Barrasso: We Need Short & Long Term Solutions that Provide Westerners the Water They Need

June 14, 2022

Click here to watch Ranking Member Barrasso’s remarks.  

WASHINGTON, D.C. — Today, U.S. Senator John Barrasso (R-WY), ranking member of the Senate Committee on Energy and Natural Resources (ENR), delivered remarks at a full committee hearing to examine short and long term solutions to extreme drought in the western United States.

The hearing featured testimony from the Honorable Camille C. Touton, commissioner of the Bureau of Reclamation at the U.S. Department of the Interior; Mr. John J. Entsminger, general manager of Southern Nevada Water Authority; Dr. Maurice Hall, vice president of Climate Resilient Water Systems at the Environmental Defense Fund; Mr. Patrick O’Toole, president of the Family Farm Alliance; and Mr. Charlie Stern, specialist in Natural Resources Policy at the Congressional Research Service.

For more information on witness testimony click here. 

Senator Barrasso’s remarks: 

“Thanks so much, Mr. Chairman, for holding this important hearing today on the devastating drought that we’ve living through in the West. 

“First, I want to welcome Pat O’Toole of Savery, Wyoming to be at the committee today as a member of our panel. 

“Mr. O’Toole, thanks so much for agreeing to testify today. 

“You’ve been here in the past to testify.

“You always provide valuable insight, and I’m glad you’re here to provide that insight today on this important topic. 

“Mr. Chairman, I’m going to give a more extensive introduction of Pat, a former member of the Wyoming Legislature, when we get to that point in terms of the witness testimony. 

“Extreme drought is a serious concern to all westerners, especially to small, rural farming and ranching communities in Wyoming. 

“Drought can create conditions for catastrophic wildfires that threaten homes and communities. 

“According to the National Interagency Fire Center, over 27,000 wildfires have already burned close to 2 million acres this year all across country. 

“Drought also reduces recreational and tourism opportunities. 

“It reduces related jobs around reservoirs, on public lands. 

“As of now, according to National Oceanic and Atmospheric Administration, 36 National Parks, over 400 ski resorts, and over fifteen hundred reservoirs are experiencing moderate to exceptional drought. 

“Drought impacts energy production and availability. 

“Low water levels threaten the operation of hydro-dams which provide a significant amount of carbon-free electricity to western communities – you mentioned that in your opening statement, Mr. Chairman. 

“Lack of water availability also threatens hydraulic fracturing. 

“This a process which produces abundant supplies of clean natural gas. 

“Drought denies water to vital grazing lands and alfalfa fields necessary for feeding and raising cattle. 

“This can result in significant economic impacts for communities that depend on agriculture and ranching to create jobs.

“When the farms and ranches stop producing because of lack of water, it does not just put farmers and ranchers out of work. 

“It increases the cost of food. 

“This hits families in the West and across the country who can afford it the least. 

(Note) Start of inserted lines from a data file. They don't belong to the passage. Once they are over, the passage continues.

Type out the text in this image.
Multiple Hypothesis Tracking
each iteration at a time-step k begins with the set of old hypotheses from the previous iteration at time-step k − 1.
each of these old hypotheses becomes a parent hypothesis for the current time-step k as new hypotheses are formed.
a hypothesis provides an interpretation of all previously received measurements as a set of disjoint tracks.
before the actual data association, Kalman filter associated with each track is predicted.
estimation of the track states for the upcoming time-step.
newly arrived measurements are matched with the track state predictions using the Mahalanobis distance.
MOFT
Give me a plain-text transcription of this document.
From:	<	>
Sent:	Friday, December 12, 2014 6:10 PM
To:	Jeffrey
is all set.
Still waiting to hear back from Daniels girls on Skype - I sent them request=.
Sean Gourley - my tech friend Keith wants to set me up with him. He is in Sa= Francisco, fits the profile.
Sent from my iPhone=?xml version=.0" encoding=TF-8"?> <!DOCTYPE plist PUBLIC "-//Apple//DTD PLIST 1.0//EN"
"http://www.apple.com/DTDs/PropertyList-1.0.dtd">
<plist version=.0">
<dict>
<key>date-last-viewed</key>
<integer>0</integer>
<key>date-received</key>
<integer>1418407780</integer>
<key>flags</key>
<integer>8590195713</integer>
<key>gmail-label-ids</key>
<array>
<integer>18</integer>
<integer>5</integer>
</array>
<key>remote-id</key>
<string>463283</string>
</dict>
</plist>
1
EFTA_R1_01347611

“American families are dealing with skyrocketing inflation and record-breaking gas prices at the pump – the highest in history today. 

“They cannot afford a grocery drought tax on top of all of that, which is going to clearly bust household budgets even further. 

“The problems and impacts of drought are clear. 

“What westerners need are solutions. 

“This means we need solutions to help Upper Basin states like Wyoming be in compliance with their obligations to the other Colorado River Basin states. 

“These solutions include providing flexibility in the operation of Bureau of Reclamation facilities to better manage available water resources. 

“We also need to develop better data to understand how much water our state, and other states, are using and account for that use. 

“Improved data is going to help us understand what the drought is doing to our states and to our water users across all sectors. 

“Better forecasting data will also identify drought-related problems before they arise.

“We also need to invest in additional water storage opportunities to more effectively use the water we have. 

“Building more water storage will give Wyoming and other states the water they need. 

“It will provide system resiliency, and will help maintain stream flows to benefit fish and wildlife. 

“The stakes could not be higher. 

“We need short and long term solutions that provide westerners the water they need. 

“Any policies that do not ensure the health, safety and economic well-being of American families first, are not policies worth pursuing. 

“More water storage, improved federal flexibility, better data, and improved forecasting can help accomplish these goals. 

“Upper and Lower Basin states benefit from working together to address the drought and accomplish these goals. 

“Again, thank you Mr. Chairman, and I look forward to hearing from the witnesses.”